Over the last few years, duplexes sold in markets where buyers waived inspections to win a bidding war.
With more inventory, there’s more competition. In my experience, when buyers have more duplexes, triplexes and fourplexes to choose from, not only does condition matter, so does the rent.
Doesn’t rent always matter?
Yes. But in a hot market, buyers are willing to suffer the loss of cash flow on a duplex with below-market rents, knowing they will raise them to what they could or should be the first chance they get.
In a market where buyers have more to choose from, however, if a duplex has a tenant on an extended lease at well below market rent, they may simply move on.
In a hot market, buyers pay for what rents could be. In a soft market, they only pay for what rents are. If your units are renting for $150 or $200 under market when you list, that gap barely matters when there are five offers on the table. It matters enormously when there’s one offer, and that buyer has all the time in the world to pick your p & l apart.
What many small multifamily sellers and the Realtors who don’t specialize in multifamily don’t realize is that below-market rents of $200 per month are $ 2,400 per year. Many seasoned duplex buyers and their Realtors use the Gross Rent Multipler (GRM) to determine value.

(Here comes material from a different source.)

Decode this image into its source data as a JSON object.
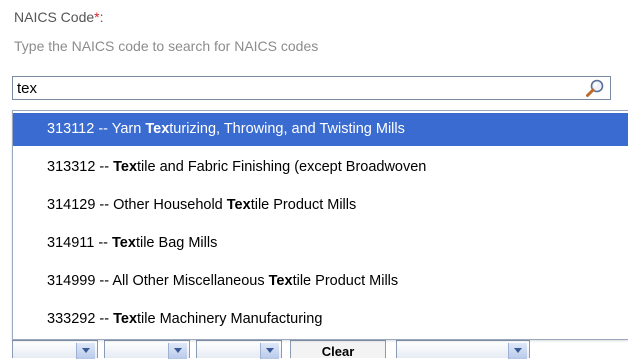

In plain terms, the gross rent multiplier = Purchase Price/Gross Annual Rent = Gross Rent Multiplier.
Flip it around and it becomes a pricing tool: Price = Gross Annual Rent × Market GRM. That second version is the one that should worry you as a seller in a slow market, because of one word: actual. Buyers plug in the rent that’s actually being collected today, not the rent a listing description says the unit should rent for.
That $200 per month and $2400 per year below market rent in an environment where properties are selling at a GRM of 10 is the equivalent of $24,000 in market value.
When inventory is tight and buyers are competing, multiple offers create urgency. That causes buyers to tell themselves the story they can “bring rents to market within a year”. That seems like a safe bet when the alternative is losing the property to the next buyer in line.
Low rent didn’t cost Minneapolis duplex owners anything the last time they sold, they aren’t planning to sell soon, or they like their tenant so the gap feels academic. Then the market shifts, and suddenly the rent roll matters.
If you’re planning to list a Minneapolis duplex or triplex in a market that isn’t moving at 2021 speed, your tenants’ rent deserves the same pre-listing attention you’d give the exterior paint or the kitchen countertops. A few practical moves:
Raising rents to close to or at market value is consistently one of the highest returns on investment an owner can make. Best of all, you don’t even have to get your hands dirty to come out ahead.